SHOOTING STAR began her career as sickly Vera Jacobs. At 100 pounds, 5 foot tall, she was hardly the type of person to become America’s secret weapon, until she was transformed by the “Shooting Star” procedure into a superhuman warrior.
After victory in World War II, Shooting Star kept the Allied superhuman agents together into a new force for good dubbed THE FREEDOM COUNCIL. She has been leading them since and has been instrumental in mitigating superhuman attacks for decades.

The brains of O.V.E.R.L.O.R.D.—the being known as COMPUTOR—was originally an artificial intelligence created by Doctor Null. Eventually, Computor was housed in an android body and is treated like an independent person.
Computor is constructed out of indestructiblium and is impervious to all weapons. He is capable of trillions of calculations per second and his ability to extrapolate future conditions makes him almost clairvoyant.

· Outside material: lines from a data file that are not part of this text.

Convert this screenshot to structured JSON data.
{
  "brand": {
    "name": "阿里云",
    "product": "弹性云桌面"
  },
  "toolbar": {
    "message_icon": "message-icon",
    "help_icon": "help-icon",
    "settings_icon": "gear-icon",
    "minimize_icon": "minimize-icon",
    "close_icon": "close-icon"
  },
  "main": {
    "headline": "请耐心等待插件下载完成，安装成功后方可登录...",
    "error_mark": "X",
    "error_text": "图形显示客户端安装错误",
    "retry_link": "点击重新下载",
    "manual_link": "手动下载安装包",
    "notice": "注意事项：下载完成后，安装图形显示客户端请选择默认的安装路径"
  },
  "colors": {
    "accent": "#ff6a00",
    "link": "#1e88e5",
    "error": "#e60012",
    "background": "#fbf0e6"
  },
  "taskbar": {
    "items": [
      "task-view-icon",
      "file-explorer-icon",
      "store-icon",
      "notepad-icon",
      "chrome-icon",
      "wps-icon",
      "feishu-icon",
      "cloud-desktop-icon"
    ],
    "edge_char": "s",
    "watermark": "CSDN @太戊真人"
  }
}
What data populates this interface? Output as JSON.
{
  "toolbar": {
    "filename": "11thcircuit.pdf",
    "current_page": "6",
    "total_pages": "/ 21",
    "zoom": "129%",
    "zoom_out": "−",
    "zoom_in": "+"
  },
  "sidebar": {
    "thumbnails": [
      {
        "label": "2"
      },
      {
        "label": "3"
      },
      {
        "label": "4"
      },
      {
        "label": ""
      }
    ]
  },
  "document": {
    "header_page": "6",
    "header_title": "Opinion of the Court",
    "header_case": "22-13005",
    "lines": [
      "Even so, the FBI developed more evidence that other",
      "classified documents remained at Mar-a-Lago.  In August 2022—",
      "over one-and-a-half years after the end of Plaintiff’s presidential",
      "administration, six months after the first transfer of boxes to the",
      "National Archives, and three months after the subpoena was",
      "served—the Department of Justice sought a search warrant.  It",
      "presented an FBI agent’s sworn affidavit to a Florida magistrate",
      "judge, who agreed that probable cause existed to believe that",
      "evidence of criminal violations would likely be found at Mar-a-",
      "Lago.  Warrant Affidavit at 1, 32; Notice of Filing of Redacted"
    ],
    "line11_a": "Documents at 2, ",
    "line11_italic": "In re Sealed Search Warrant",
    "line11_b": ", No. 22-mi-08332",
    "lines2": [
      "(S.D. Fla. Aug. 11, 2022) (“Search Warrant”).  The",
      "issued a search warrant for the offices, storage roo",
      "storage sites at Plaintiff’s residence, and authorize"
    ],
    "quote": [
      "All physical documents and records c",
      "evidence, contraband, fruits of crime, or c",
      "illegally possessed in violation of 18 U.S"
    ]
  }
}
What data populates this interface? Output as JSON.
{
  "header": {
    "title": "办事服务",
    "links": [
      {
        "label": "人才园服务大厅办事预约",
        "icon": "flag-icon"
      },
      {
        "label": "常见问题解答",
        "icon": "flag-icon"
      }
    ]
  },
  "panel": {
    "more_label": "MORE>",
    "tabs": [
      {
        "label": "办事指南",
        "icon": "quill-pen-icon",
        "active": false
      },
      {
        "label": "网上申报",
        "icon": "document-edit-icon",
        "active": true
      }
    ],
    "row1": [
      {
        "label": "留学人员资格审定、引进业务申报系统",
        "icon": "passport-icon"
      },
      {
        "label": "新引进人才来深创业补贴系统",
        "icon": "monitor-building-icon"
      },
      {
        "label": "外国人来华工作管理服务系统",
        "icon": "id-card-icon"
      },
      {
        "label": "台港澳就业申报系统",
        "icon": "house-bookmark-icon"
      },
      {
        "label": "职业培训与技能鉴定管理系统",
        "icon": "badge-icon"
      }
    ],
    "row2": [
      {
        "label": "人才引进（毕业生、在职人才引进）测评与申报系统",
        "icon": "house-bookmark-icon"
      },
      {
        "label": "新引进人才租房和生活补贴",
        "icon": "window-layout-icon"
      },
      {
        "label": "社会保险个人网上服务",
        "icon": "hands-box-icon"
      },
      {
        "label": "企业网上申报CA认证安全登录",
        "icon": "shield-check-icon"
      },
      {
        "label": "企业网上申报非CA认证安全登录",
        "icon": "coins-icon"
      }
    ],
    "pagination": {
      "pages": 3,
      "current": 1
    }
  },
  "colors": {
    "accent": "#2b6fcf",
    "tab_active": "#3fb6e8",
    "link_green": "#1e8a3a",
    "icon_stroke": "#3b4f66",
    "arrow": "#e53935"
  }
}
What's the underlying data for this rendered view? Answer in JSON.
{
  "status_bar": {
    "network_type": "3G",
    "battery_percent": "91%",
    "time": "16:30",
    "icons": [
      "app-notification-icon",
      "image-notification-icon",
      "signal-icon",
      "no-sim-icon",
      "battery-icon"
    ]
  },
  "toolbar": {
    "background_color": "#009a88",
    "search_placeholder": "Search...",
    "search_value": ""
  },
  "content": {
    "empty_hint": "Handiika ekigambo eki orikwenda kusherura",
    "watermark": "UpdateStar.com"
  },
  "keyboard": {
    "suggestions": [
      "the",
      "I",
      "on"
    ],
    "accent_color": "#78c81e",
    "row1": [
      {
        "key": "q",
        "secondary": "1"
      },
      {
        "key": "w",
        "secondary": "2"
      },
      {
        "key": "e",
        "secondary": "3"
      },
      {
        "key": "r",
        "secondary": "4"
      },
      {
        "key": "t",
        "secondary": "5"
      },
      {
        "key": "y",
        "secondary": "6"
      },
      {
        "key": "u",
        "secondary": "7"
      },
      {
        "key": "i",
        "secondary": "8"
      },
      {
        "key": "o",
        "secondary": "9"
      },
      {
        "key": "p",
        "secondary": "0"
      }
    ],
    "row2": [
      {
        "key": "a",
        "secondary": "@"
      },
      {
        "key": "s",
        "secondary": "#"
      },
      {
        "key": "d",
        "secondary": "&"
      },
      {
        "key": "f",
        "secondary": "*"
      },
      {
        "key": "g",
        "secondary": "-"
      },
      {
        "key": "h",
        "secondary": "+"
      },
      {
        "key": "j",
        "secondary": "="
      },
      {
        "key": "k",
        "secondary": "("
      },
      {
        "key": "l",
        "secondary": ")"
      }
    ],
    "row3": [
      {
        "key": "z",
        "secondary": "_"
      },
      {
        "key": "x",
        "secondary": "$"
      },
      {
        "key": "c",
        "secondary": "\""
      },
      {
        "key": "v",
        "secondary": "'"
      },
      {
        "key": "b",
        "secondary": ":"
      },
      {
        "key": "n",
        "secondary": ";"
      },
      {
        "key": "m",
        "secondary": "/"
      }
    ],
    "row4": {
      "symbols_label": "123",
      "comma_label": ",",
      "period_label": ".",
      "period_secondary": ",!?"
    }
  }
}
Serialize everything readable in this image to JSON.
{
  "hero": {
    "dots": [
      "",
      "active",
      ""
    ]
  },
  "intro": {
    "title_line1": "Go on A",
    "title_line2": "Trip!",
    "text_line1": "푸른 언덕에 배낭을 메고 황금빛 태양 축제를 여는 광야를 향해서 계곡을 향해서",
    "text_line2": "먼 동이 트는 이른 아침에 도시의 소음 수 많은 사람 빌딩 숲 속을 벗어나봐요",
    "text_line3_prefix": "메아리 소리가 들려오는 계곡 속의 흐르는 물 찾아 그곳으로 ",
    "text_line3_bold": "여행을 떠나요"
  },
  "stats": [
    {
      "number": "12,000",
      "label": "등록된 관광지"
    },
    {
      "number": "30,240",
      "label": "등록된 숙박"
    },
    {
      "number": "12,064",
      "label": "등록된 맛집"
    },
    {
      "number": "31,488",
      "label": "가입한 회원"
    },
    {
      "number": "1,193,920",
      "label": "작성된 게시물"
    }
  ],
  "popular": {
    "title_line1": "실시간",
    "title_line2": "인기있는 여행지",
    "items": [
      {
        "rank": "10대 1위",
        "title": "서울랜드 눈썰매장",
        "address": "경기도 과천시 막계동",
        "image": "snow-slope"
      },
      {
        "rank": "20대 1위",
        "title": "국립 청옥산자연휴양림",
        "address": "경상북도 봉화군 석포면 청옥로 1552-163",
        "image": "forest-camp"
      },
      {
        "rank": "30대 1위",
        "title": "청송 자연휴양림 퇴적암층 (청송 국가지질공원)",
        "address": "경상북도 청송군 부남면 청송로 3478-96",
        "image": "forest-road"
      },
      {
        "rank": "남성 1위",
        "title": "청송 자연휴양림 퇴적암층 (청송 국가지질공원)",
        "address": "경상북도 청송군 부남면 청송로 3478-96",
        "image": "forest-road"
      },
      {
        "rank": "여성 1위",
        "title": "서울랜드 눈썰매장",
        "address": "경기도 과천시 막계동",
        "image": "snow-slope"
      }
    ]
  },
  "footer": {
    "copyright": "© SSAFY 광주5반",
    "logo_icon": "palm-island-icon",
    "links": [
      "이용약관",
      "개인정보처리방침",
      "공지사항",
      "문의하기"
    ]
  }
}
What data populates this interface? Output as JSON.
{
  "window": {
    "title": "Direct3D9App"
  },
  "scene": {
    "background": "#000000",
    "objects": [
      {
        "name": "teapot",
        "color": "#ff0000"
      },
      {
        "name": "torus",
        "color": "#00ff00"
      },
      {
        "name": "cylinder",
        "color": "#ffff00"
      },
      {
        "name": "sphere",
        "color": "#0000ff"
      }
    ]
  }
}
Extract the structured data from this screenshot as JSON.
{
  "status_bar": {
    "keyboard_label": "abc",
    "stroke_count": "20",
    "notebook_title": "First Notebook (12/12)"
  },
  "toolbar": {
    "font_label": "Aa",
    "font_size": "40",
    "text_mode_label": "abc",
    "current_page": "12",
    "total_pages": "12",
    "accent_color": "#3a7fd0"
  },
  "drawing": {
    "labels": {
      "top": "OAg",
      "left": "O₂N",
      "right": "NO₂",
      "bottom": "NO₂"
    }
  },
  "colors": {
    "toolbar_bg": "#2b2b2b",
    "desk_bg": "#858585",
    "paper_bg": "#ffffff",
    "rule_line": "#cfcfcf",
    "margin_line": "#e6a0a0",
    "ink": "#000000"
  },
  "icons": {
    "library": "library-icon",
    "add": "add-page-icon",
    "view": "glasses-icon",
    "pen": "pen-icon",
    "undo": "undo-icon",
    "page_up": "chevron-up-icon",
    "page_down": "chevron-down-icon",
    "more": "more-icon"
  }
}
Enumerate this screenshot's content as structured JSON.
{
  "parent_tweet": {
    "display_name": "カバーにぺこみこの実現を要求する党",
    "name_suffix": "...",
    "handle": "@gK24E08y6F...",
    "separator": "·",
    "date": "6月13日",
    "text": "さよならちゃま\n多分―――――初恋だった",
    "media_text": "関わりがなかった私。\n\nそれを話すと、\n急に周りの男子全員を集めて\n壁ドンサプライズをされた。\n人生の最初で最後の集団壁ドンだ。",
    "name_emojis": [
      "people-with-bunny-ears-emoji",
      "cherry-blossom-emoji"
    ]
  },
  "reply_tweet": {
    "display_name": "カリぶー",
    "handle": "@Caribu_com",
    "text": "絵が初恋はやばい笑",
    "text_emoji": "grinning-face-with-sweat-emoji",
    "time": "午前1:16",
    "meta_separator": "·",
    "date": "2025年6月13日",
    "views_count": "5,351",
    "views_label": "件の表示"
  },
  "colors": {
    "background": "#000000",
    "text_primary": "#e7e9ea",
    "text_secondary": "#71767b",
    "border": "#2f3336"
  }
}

The man eventually known as SPOOK began training himself in martial arts, science and criminology. He adopted his alter-ego as a way of being a source of fear to criminals—he “spooks” them.
It is widely believed that Spook is actually some kind of undead spirit of vengeance, that story bolstered by the many times he has been witnessed to die. The truth is that Spook has faked his death multiple times.
He is the only costumed activist with a secret identity. Even though he has not shared his secret with his colleagues, they trust him implicitly and vice versa.

DRAGON LADY has been described as Chinese, Siamese, Mongolian and just “Asian.” In 1942, she was identified as Japanese subject Megumi Nozawa, the country’s contribution to the Axis Powers’ elite forces.
After World War II, she joined her comrade and lover, Doctor Null, in O.V.E.R.L.O.R.D., buying into Null’s dogma of the natural right of superhumans to rule the world.

As a child, LO-RA was evacuated from the planet Syrax before the entire planet exploded.
She remained hidden in a small town in the United States but felt that she had to come forward when she determined that the Axis Powers posed an existential threat to Earth. She operated for the U.S. Department of Defense as “Space-Girl”—a pseudonym she dropped very quickly.
Nothing is more terrifying to her than her home planet being destroyed a second time.

The story is 180 pages and takes place in nine chapters, each one a twenty-page comic. We are seeking funding for issue 1, but we will publish all nine issues if we receive sufficient funding.